Se il punto nascite nei due ospedali “minacciati” sembra dunque garantito da una formula che prevede un primario di riferimento per i tre presidi, anche per quanto riguarda la pediatria sembrano esserci prospettive positive. «Sul posto letto di pediatria – ha dichiarato il dirittore di Asl Romagna – i problemi derivano dal fatto che a livello formale è impossibile isitutire posti letto ordinari sotto le 10 unità, non si può fare e non lo dobbiamo fare. Tuttavia ci impegniamo a trovare una soluzione che possa non andare contro le norme».  La soluzione sarebbe quella di tenere il posto letto di pediatria sotto altri reparti ma tenerlo fisicamente distaccato nel reparto di pediatria. L’altro problema su questo punto riguarda la presenza di una guardia medica h24. «Il 18 ottobre – continua Marcello Tonini – bandiremo due concorsi a tempo indeterminato per un pediatra e un neonatologo, di modo da garantire la guardia medica pediatrica notturna. Il problema qui è che non ci sono pediatri disponibili: è stata fatta una programmazione sbagliata dieci anni fa per quanto riguarda questa formazione specialistica e oggi i bandi vanno deserti».

A Faenza 24 posti letto in meno, a Lugo 29

Saranno 24 i posti letto in meno all’ospedale di Faenza, 17 ordinari e 7 di day hospital. Il decreto Balduzzi impone il passaggio da 4,1 a 3,7 posti letto ospedalieri su 1.000 abitanti: la media della provincia di Ravenna era 4,12 e pertanto sono stati 101 complessivamente i posti letto da tagliare, a Lugo saranno 29 (il totale dei posti letto nei tre presidi era 1.618 e diminuiranno quindi del 5.7%). Una percentuale che ha colpito di più quest’area della Romagna rispetto ad altre (a Forlì i posti letto hanno addirittura una percentuale inferiore alla soglia Balduzzi: 3,41 su mille abitanti).
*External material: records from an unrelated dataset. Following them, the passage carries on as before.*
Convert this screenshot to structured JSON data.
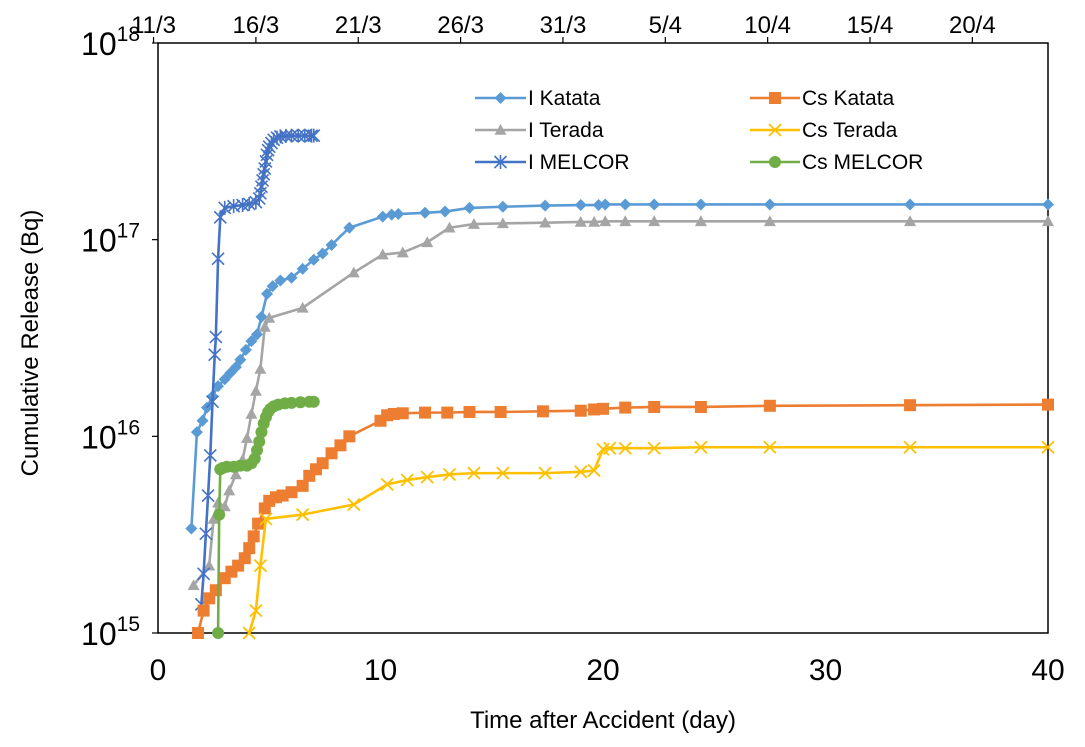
{
  "chart_data": {
    "type": "line",
    "xlabel": "Time after Accident (day)",
    "ylabel": "Cumulative Release (Bq)",
    "xlim": [
      0,
      40
    ],
    "ylim": [
      1000000000000000.0,
      1e+18
    ],
    "y_scale": "log",
    "grid": false,
    "legend_position": "top-right, inside plot",
    "x_ticks": [
      0,
      10,
      20,
      30,
      40
    ],
    "y_ticks": [
      {
        "value": 1000000000000000.0,
        "base": "10",
        "exp": "15"
      },
      {
        "value": 1e+16,
        "base": "10",
        "exp": "16"
      },
      {
        "value": 1e+17,
        "base": "10",
        "exp": "17"
      },
      {
        "value": 1e+18,
        "base": "10",
        "exp": "18"
      }
    ],
    "top_axis_ticks": [
      {
        "x": -0.2,
        "label": "11/3"
      },
      {
        "x": 4.4,
        "label": "16/3"
      },
      {
        "x": 9.0,
        "label": "21/3"
      },
      {
        "x": 13.6,
        "label": "26/3"
      },
      {
        "x": 18.2,
        "label": "31/3"
      },
      {
        "x": 22.8,
        "label": "5/4"
      },
      {
        "x": 27.4,
        "label": "10/4"
      },
      {
        "x": 32.0,
        "label": "15/4"
      },
      {
        "x": 36.6,
        "label": "20/4"
      }
    ],
    "series": [
      {
        "name": "I Katata",
        "color": "#5B9BD5",
        "marker": "diamond",
        "x": [
          1.5,
          1.75,
          2.0,
          2.2,
          2.45,
          2.7,
          3.0,
          3.25,
          3.5,
          3.7,
          3.95,
          4.2,
          4.45,
          4.65,
          4.9,
          5.15,
          5.5,
          6.0,
          6.5,
          7.0,
          7.4,
          7.8,
          8.6,
          10.1,
          10.5,
          10.8,
          12.0,
          12.9,
          14.0,
          15.5,
          17.4,
          19.0,
          19.8,
          20.1,
          21.0,
          22.3,
          24.4,
          27.5,
          33.8,
          40.0
        ],
        "y": [
          3400000000000000.0,
          1.05e+16,
          1.2e+16,
          1.4e+16,
          1.6e+16,
          1.8e+16,
          1.95e+16,
          2.1e+16,
          2.25e+16,
          2.45e+16,
          2.75e+16,
          3.05e+16,
          3.3e+16,
          4.05e+16,
          5.3e+16,
          5.8e+16,
          6.2e+16,
          6.4e+16,
          7.1e+16,
          7.9e+16,
          8.5e+16,
          9.4e+16,
          1.15e+17,
          1.31e+17,
          1.34e+17,
          1.35e+17,
          1.37e+17,
          1.39e+17,
          1.45e+17,
          1.47e+17,
          1.49e+17,
          1.5e+17,
          1.5e+17,
          1.51e+17,
          1.51e+17,
          1.51e+17,
          1.51e+17,
          1.51e+17,
          1.51e+17,
          1.51e+17
        ]
      },
      {
        "name": "I Terada",
        "color": "#A5A5A5",
        "marker": "triangle",
        "x": [
          1.6,
          2.3,
          2.5,
          2.7,
          3.0,
          3.2,
          3.5,
          3.8,
          4.0,
          4.2,
          4.4,
          4.6,
          4.8,
          5.0,
          6.5,
          8.8,
          10.1,
          11.0,
          12.1,
          13.1,
          14.2,
          15.5,
          17.4,
          19.0,
          19.6,
          20.1,
          21.0,
          22.3,
          24.4,
          27.5,
          33.8,
          40.0
        ],
        "y": [
          1750000000000000.0,
          2200000000000000.0,
          3800000000000000.0,
          4600000000000000.0,
          4400000000000000.0,
          5300000000000000.0,
          6400000000000000.0,
          7600000000000000.0,
          9800000000000000.0,
          1.3e+16,
          1.7e+16,
          2.2e+16,
          3.6e+16,
          4e+16,
          4.5e+16,
          6.8e+16,
          8.4e+16,
          8.6e+16,
          9.7e+16,
          1.15e+17,
          1.2e+17,
          1.21e+17,
          1.22e+17,
          1.23e+17,
          1.23e+17,
          1.24e+17,
          1.24e+17,
          1.24e+17,
          1.24e+17,
          1.24e+17,
          1.24e+17,
          1.24e+17
        ]
      },
      {
        "name": "I MELCOR",
        "color": "#4472C4",
        "marker": "star",
        "x": [
          1.95,
          2.05,
          2.15,
          2.25,
          2.35,
          2.45,
          2.55,
          2.6,
          2.7,
          2.8,
          3.0,
          3.4,
          3.8,
          4.1,
          4.4,
          4.55,
          4.6,
          4.65,
          4.7,
          4.75,
          4.8,
          4.85,
          4.9,
          4.95,
          5.0,
          5.1,
          5.2,
          5.35,
          5.5,
          5.75,
          6.0,
          6.3,
          6.6,
          6.9,
          7.0
        ],
        "y": [
          1400000000000000.0,
          2000000000000000.0,
          3200000000000000.0,
          5000000000000000.0,
          8000000000000000.0,
          1.5e+16,
          2.6e+16,
          3.2e+16,
          8e+16,
          1.3e+17,
          1.45e+17,
          1.48e+17,
          1.5e+17,
          1.52e+17,
          1.55e+17,
          1.62e+17,
          1.72e+17,
          1.86e+17,
          2e+17,
          2.15e+17,
          2.3e+17,
          2.5e+17,
          2.7e+17,
          2.85e+17,
          2.97e+17,
          3.1e+17,
          3.22e+17,
          3.3e+17,
          3.35e+17,
          3.37e+17,
          3.38e+17,
          3.38e+17,
          3.38e+17,
          3.38e+17,
          3.38e+17
        ]
      },
      {
        "name": "Cs Katata",
        "color": "#ED7D31",
        "marker": "square",
        "x": [
          1.8,
          2.05,
          2.3,
          2.6,
          3.0,
          3.3,
          3.6,
          3.9,
          4.1,
          4.3,
          4.5,
          4.8,
          5.0,
          5.3,
          5.6,
          6.0,
          6.5,
          6.8,
          7.1,
          7.4,
          7.8,
          8.2,
          8.6,
          10.0,
          10.3,
          10.6,
          11.0,
          12.0,
          13.0,
          14.0,
          15.4,
          17.3,
          19.0,
          19.6,
          20.0,
          21.0,
          22.3,
          24.4,
          27.5,
          33.8,
          40.0
        ],
        "y": [
          1000000000000000.0,
          1300000000000000.0,
          1500000000000000.0,
          1650000000000000.0,
          1900000000000000.0,
          2050000000000000.0,
          2200000000000000.0,
          2400000000000000.0,
          2700000000000000.0,
          3100000000000000.0,
          3600000000000000.0,
          4300000000000000.0,
          4700000000000000.0,
          4900000000000000.0,
          5000000000000000.0,
          5200000000000000.0,
          5600000000000000.0,
          6300000000000000.0,
          6800000000000000.0,
          7300000000000000.0,
          8200000000000000.0,
          9000000000000000.0,
          1e+16,
          1.2e+16,
          1.28e+16,
          1.3e+16,
          1.31e+16,
          1.32e+16,
          1.32e+16,
          1.33e+16,
          1.33e+16,
          1.34e+16,
          1.35e+16,
          1.37e+16,
          1.38e+16,
          1.4e+16,
          1.41e+16,
          1.41e+16,
          1.43e+16,
          1.44e+16,
          1.45e+16
        ]
      },
      {
        "name": "Cs Terada",
        "color": "#FFC000",
        "marker": "x",
        "x": [
          4.1,
          4.4,
          4.6,
          4.85,
          6.5,
          8.8,
          10.3,
          11.2,
          12.1,
          13.1,
          14.2,
          15.5,
          17.4,
          19.0,
          19.6,
          20.0,
          20.3,
          21.0,
          22.3,
          24.4,
          27.5,
          33.8,
          40.0
        ],
        "y": [
          1000000000000000.0,
          1300000000000000.0,
          2200000000000000.0,
          3800000000000000.0,
          4000000000000000.0,
          4500000000000000.0,
          5700000000000000.0,
          6000000000000000.0,
          6200000000000000.0,
          6400000000000000.0,
          6500000000000000.0,
          6500000000000000.0,
          6500000000000000.0,
          6600000000000000.0,
          6700000000000000.0,
          8600000000000000.0,
          8700000000000000.0,
          8700000000000000.0,
          8700000000000000.0,
          8800000000000000.0,
          8800000000000000.0,
          8800000000000000.0,
          8800000000000000.0
        ]
      },
      {
        "name": "Cs MELCOR",
        "color": "#70AD47",
        "marker": "circle",
        "x": [
          2.7,
          2.75,
          2.8,
          2.9,
          3.1,
          3.4,
          3.7,
          4.0,
          4.2,
          4.35,
          4.45,
          4.55,
          4.65,
          4.75,
          4.85,
          4.95,
          5.05,
          5.2,
          5.4,
          5.7,
          6.0,
          6.4,
          6.8,
          7.0
        ],
        "y": [
          1000000000000000.0,
          4000000000000000.0,
          6800000000000000.0,
          6900000000000000.0,
          7000000000000000.0,
          7000000000000000.0,
          7100000000000000.0,
          7100000000000000.0,
          7300000000000000.0,
          7700000000000000.0,
          8500000000000000.0,
          9400000000000000.0,
          1.05e+16,
          1.16e+16,
          1.25e+16,
          1.33e+16,
          1.38e+16,
          1.42e+16,
          1.45e+16,
          1.47e+16,
          1.48e+16,
          1.49e+16,
          1.5e+16,
          1.5e+16
        ]
      }
    ]
  }
}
Lascia il tempo che trova invece la questione se poter considerare il presidio Faenza-Lugo un ospedale di primo livello o meno: nella regione Emilia Romagna infatti non si possono classificare gli ospedali secondo i paramtetri dettati dal decreto Balduzzi in quanto la Regione da 15 anni lavora in rete e ha ottenuto di poter mantenere una propria autonomia.